Today, potty talk is the communication we use. We use the "f-word" in videos and movies and on talk shows. We talk about our bodily functions without compunction. There are actually commercials with women sitting on toilets talking about their inability to create a bowel movement and "pads" that are ridden with red stains to simulate periods. Men speak of women as if they are nothing more than sexual beings and not potential wives and mothers of future generations and use language as if they are back in the stone age. Women speak as if they are masculine and have a tint of fabulousness if they can swear like a military man in a locker or show off their breasts like a peep show, the very thing that distinguishes us as feminine beings are used to diminish our worth instead of enhancing it. In songs, movies, and interviews we completely minimize the unique specialty of each of us and make us seem nothing more than something less than and our worth has to be earned instead of just assumed.

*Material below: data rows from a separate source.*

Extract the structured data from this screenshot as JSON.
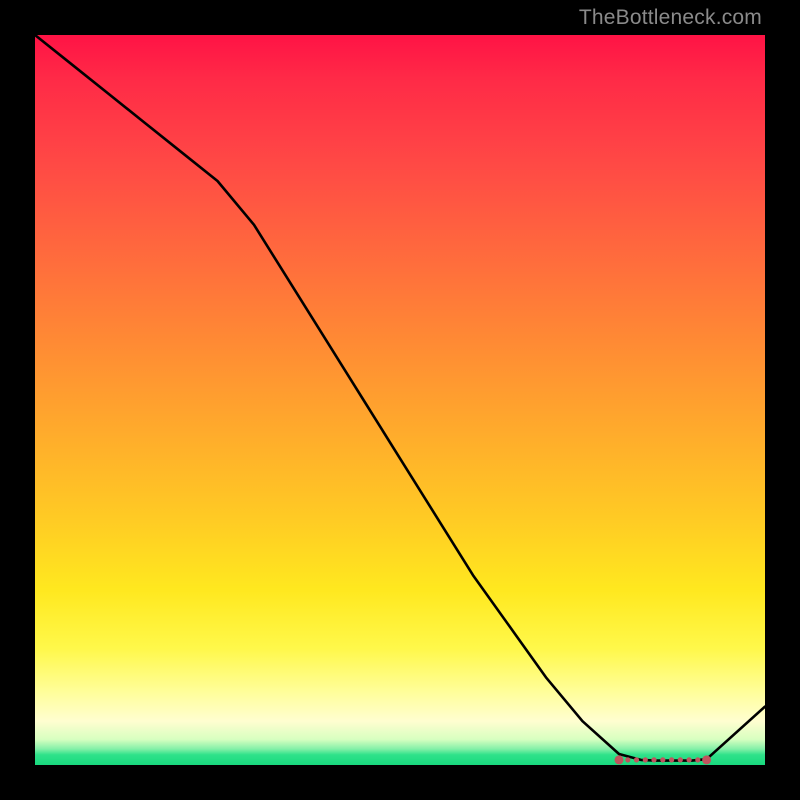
{
  "attribution": "TheBottleneck.com",
  "chart_data": {
    "type": "line",
    "title": "",
    "xlabel": "",
    "ylabel": "",
    "xlim": [
      0,
      100
    ],
    "ylim": [
      0,
      100
    ],
    "x": [
      0,
      5,
      10,
      15,
      20,
      25,
      30,
      35,
      40,
      45,
      50,
      55,
      60,
      65,
      70,
      75,
      80,
      83,
      85,
      88,
      90,
      92,
      100
    ],
    "values": [
      100,
      96,
      92,
      88,
      84,
      80,
      74,
      66,
      58,
      50,
      42,
      34,
      26,
      19,
      12,
      6,
      1.5,
      0.7,
      0.6,
      0.6,
      0.6,
      0.8,
      8
    ],
    "marker_region": {
      "start_x": 80,
      "end_x": 92,
      "y": 0.7
    },
    "background": "heat-gradient-red-to-green"
  }
}
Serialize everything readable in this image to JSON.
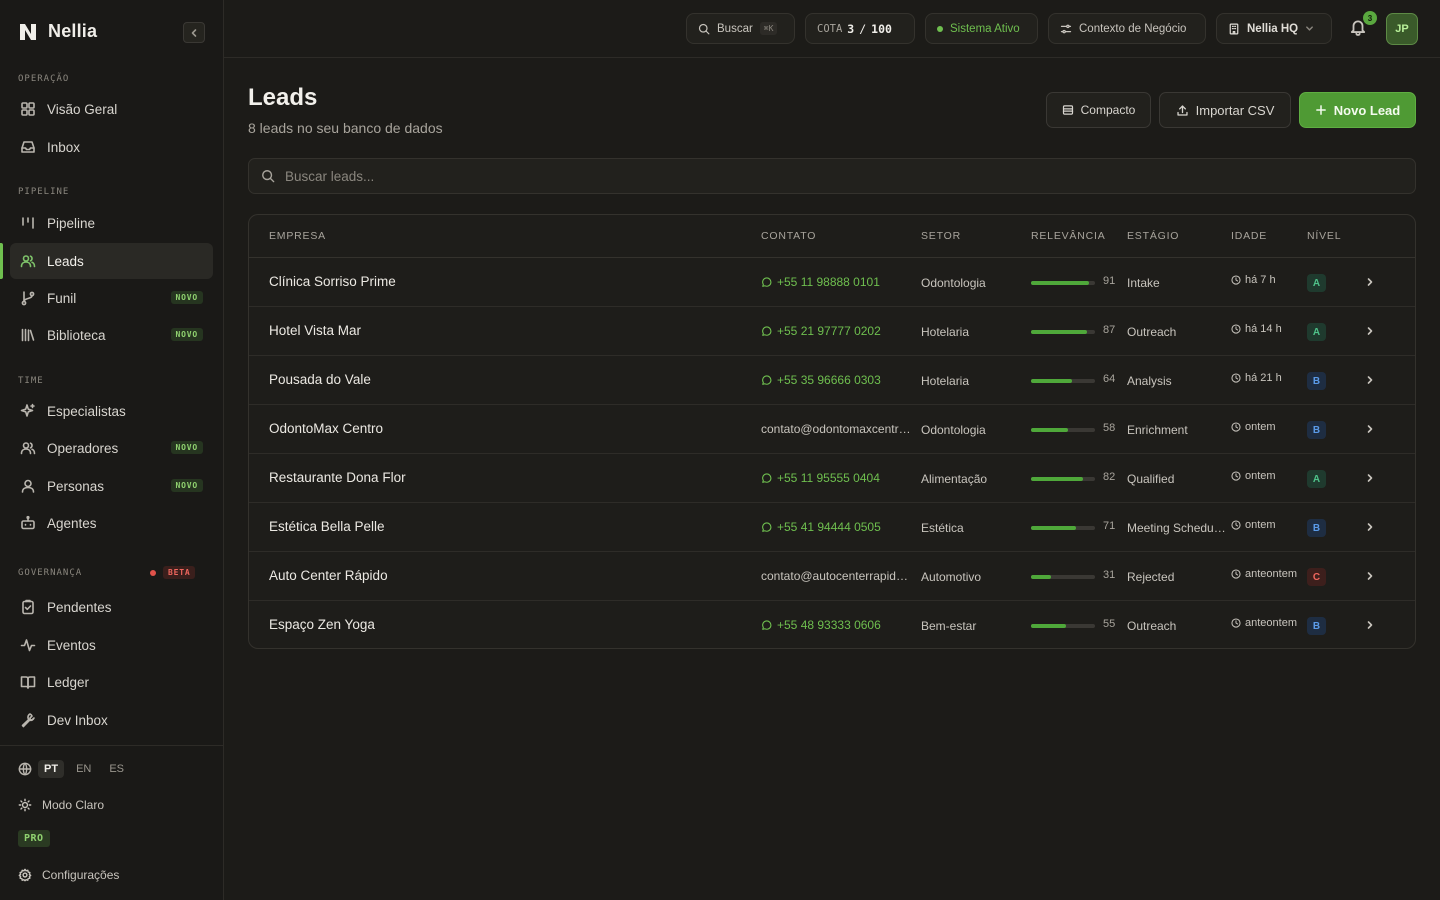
{
  "brand": {
    "name": "Nellia"
  },
  "sidebar": {
    "sections": {
      "operacao": "OPERAÇÃO",
      "pipeline": "PIPELINE",
      "time": "TIME",
      "governanca": "GOVERNANÇA"
    },
    "items": {
      "visao_geral": "Visão Geral",
      "inbox": "Inbox",
      "pipeline": "Pipeline",
      "leads": "Leads",
      "funil": "Funil",
      "biblioteca": "Biblioteca",
      "especialistas": "Especialistas",
      "operadores": "Operadores",
      "personas": "Personas",
      "agentes": "Agentes",
      "pendentes": "Pendentes",
      "eventos": "Eventos",
      "ledger": "Ledger",
      "dev_inbox": "Dev Inbox"
    },
    "badges": {
      "novo": "NOVO",
      "beta": "BETA"
    },
    "languages": [
      "PT",
      "EN",
      "ES"
    ],
    "active_language": "PT",
    "theme_label": "Modo Claro",
    "plan": "PRO",
    "settings_label": "Configurações"
  },
  "topbar": {
    "search_label": "Buscar",
    "search_shortcut": "⌘K",
    "quota_label": "COTA",
    "quota_used": "3",
    "quota_sep": "/",
    "quota_total": "100",
    "status_label": "Sistema Ativo",
    "context_label": "Contexto de Negócio",
    "workspace_label": "Nellia HQ",
    "notifications_count": "3",
    "user_initials": "JP"
  },
  "page": {
    "title": "Leads",
    "subtitle": "8 leads no seu banco de dados",
    "compact_label": "Compacto",
    "import_label": "Importar CSV",
    "new_lead_label": "Novo Lead",
    "search_placeholder": "Buscar leads..."
  },
  "table": {
    "columns": {
      "empresa": "EMPRESA",
      "contato": "CONTATO",
      "setor": "SETOR",
      "relevancia": "RELEVÂNCIA",
      "estagio": "ESTÁGIO",
      "idade": "IDADE",
      "nivel": "NÍVEL"
    },
    "rows": [
      {
        "company": "Clínica Sorriso Prime",
        "contact": "+55 11 98888 0101",
        "contact_type": "whatsapp",
        "sector": "Odontologia",
        "relevance": 91,
        "stage": "Intake",
        "age": "há 7 h",
        "tier": "A"
      },
      {
        "company": "Hotel Vista Mar",
        "contact": "+55 21 97777 0202",
        "contact_type": "whatsapp",
        "sector": "Hotelaria",
        "relevance": 87,
        "stage": "Outreach",
        "age": "há 14 h",
        "tier": "A"
      },
      {
        "company": "Pousada do Vale",
        "contact": "+55 35 96666 0303",
        "contact_type": "whatsapp",
        "sector": "Hotelaria",
        "relevance": 64,
        "stage": "Analysis",
        "age": "há 21 h",
        "tier": "B"
      },
      {
        "company": "OdontoMax Centro",
        "contact": "contato@odontomaxcentro.com.br",
        "contact_type": "email",
        "sector": "Odontologia",
        "relevance": 58,
        "stage": "Enrichment",
        "age": "ontem",
        "tier": "B"
      },
      {
        "company": "Restaurante Dona Flor",
        "contact": "+55 11 95555 0404",
        "contact_type": "whatsapp",
        "sector": "Alimentação",
        "relevance": 82,
        "stage": "Qualified",
        "age": "ontem",
        "tier": "A"
      },
      {
        "company": "Estética Bella Pelle",
        "contact": "+55 41 94444 0505",
        "contact_type": "whatsapp",
        "sector": "Estética",
        "relevance": 71,
        "stage": "Meeting Scheduled",
        "age": "ontem",
        "tier": "B"
      },
      {
        "company": "Auto Center Rápido",
        "contact": "contato@autocenterrapido.com.br",
        "contact_type": "email",
        "sector": "Automotivo",
        "relevance": 31,
        "stage": "Rejected",
        "age": "anteontem",
        "tier": "C"
      },
      {
        "company": "Espaço Zen Yoga",
        "contact": "+55 48 93333 0606",
        "contact_type": "whatsapp",
        "sector": "Bem-estar",
        "relevance": 55,
        "stage": "Outreach",
        "age": "anteontem",
        "tier": "B"
      }
    ]
  },
  "colors": {
    "accent": "#4f9a34",
    "tier_a": "#4fc28a",
    "tier_b": "#5b9be8",
    "tier_c": "#f0675e"
  }
}
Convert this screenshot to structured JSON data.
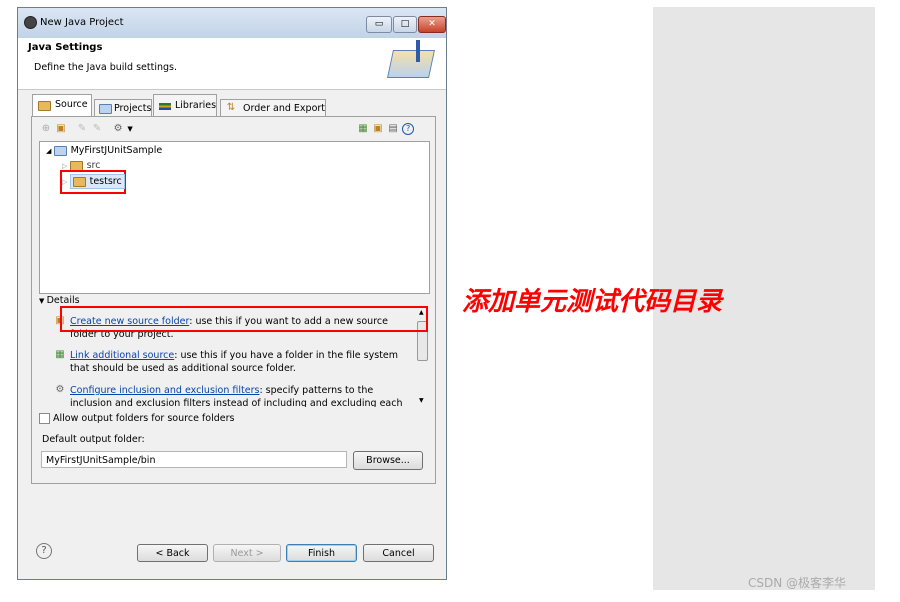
{
  "window": {
    "title": "New Java Project",
    "min": "▭",
    "max": "□",
    "close": "✕"
  },
  "header": {
    "title": "Java Settings",
    "description": "Define the Java build settings."
  },
  "tabs": [
    {
      "label": "Source"
    },
    {
      "label": "Projects"
    },
    {
      "label": "Libraries"
    },
    {
      "label": "Order and Export"
    }
  ],
  "tree": {
    "project": "MyFirstJUnitSample",
    "children": [
      {
        "label": "src"
      },
      {
        "label": "testsrc"
      }
    ]
  },
  "details": {
    "label": "Details",
    "items": [
      {
        "link": "Create new source folder",
        "text": ": use this if you want to add a new source folder to your project."
      },
      {
        "link": "Link additional source",
        "text": ": use this if you have a folder in the file system that should be used as additional source folder."
      },
      {
        "link": "Configure inclusion and exclusion filters",
        "text": ": specify patterns to the inclusion and exclusion filters instead of including and excluding each folder or file"
      }
    ]
  },
  "allow_output_label": "Allow output folders for source folders",
  "output": {
    "label": "Default output folder:",
    "value": "MyFirstJUnitSample/bin",
    "browse": "Browse..."
  },
  "buttons": {
    "help": "?",
    "back": "< Back",
    "next": "Next >",
    "finish": "Finish",
    "cancel": "Cancel"
  },
  "annotation": {
    "text": "添加单元测试代码目录",
    "color": "#ff0000"
  },
  "watermark": "CSDN @极客李华"
}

I was at a friend's house and their daughter was speaking about feces. I had a small conversation with said girl and discussed that, though we should be able to discuss our natural body functions amongst our women- people, I would never discuss such detail with my Prince Charming. She asked me why I wouldn't do that. Thus I hailed back to the old-time movies and considered that it was a formality I had bought into long ago. Then I reconsidered. I spoke candidly to the young Padawan and described how I have shared many things with my Prince. He has been in the operating room as they had to surgically remove our baby as I wasn't able to deliver naturally. He has helped me suffer through losing my family members and the continuing pain I carry. He has comforted me in extreme physical sickness when I had our first and I couldn't go the bathroom for 3 days. He has tended to my scar from surgery that was large and raw for many months, carried away bowls of throw up during flu season, checked on me every few hours when I suffered Covid. I said to her, there are many things I share with my man. But speaking about poop and pee and discharge is something I don't want my sexual/marriage partner who thinks of me as his Queen, to visualize me struggling with any of those things. I recall years and years and years ago, the famous Brad Pitt on a talk show. He speaks of his small size penis. Whether he was kidding or for real, I always think about that with him....freaky, I know, but the truth. I don't want my man to think of extreme excrement or bodily fluids if he doesn't have to. I don't want him to "brad pitt" me if you know what I mean.

No matter your upbringing, political beliefs, or strength, life circumstances, go and do and use your girlish charms for good and not for evil.